Sony’s new RGB LED display technology could be a TV game changer

While LG, Panasonic and Philips have been looking to revolutionise the OLED arena, Sony has been focusing on RGB LED TV innovation
Japanese tech powerhouse Sony has lifted the lid on a new display system it believes will blaze a bright and colourful trail in TV manufacturing.
TVs such as the LG G5, Panasonic Z95B and Philips OLED+910 are using new Primary RGB Tandem OLED panels this year, but Sony has unveiled a new TV panel innovation using Mini LEDs.
Its new panel employs a high-density LED backlight alongside “independent drive” RGB LED technology, allowing each primary colour (red, green and blue) to emit light independently.
The result, Sony says, is high colour purity and vibrant wide colour gamut images, with the brand claiming its new system covers more than 99% of the DCI-P3 colour gamut and 90% of BT.2020. Those are some impressive numbers; the only TVs we’ve seen come close to that are flagship quantum dot OLEDs such as the Sony A95L and Samsung S95D.
Peak brightness levels are set to exceed what those two TVs are capable of, however. According to the brand, its new display can pump out peaks of over 4,000cd/m². We’ve reviewed one telly that beats that – the Hisense UXN – but otherwise, most quantum dot Mini LED models peak somewhere between 2,000cd/m² and 3,500cd/m².

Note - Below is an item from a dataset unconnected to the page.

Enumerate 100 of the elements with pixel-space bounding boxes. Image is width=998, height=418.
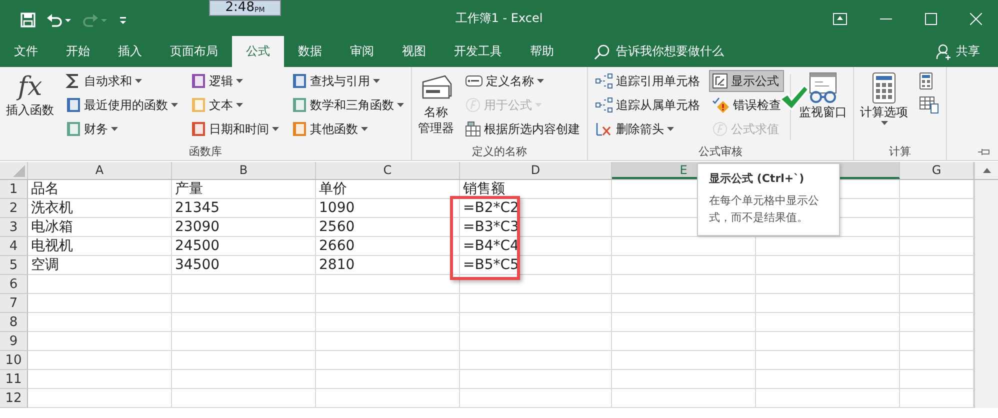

Sony’s new panel is equipped with proprietary backlight control technology to optimise performance for large screens. It’s able to allocate optimal power to each RGB channel on a scene-by-scene basis and, rather than simply concentrating light on the brightest on-screen elements, adjusts luminance in a way that minimises disruption to colour gradation. As a result, scenes comprising single tones should retain detail while still being incredibly bright.
Individual control of each RGB LED allows the system, which uses a MediaTek processor twice as powerful as conventional local dimming setups, to accurately render bright highlights and avoid black crush. This should make it an appealing display for cinephiles and Sony is placing a strong focus on retaining artistic intent. It says its backlight tech “enables faithful reproduction of delicate hues and subtle gradations of light across every corner of the display”. Music to film lovers’ ears.

Sony also says its new system has the advantage over OLED panels when it comes to reproducing colours with moderate brightness and saturation. It’s also claimed to deliver strong performance when watched from wide viewing angles thanks to 96-bit signal processing that minimises colour shift and brightness variation.
We don’t yet know the commercial form Sony’s new panel system will take, but it’s been confirmed that it will enter mass production this year. So we can expect to see it find its way into consumer televisions reasonably soon.
Sony is set to announce its full 2025 TV lineup early next month and we’ll be breaking down the full range as soon as we have details about it. It’s likely to roll a couple of models from last year over, but we’re excited to see what additions it’s making as the ever-engrossing battle for television supremacy heats up.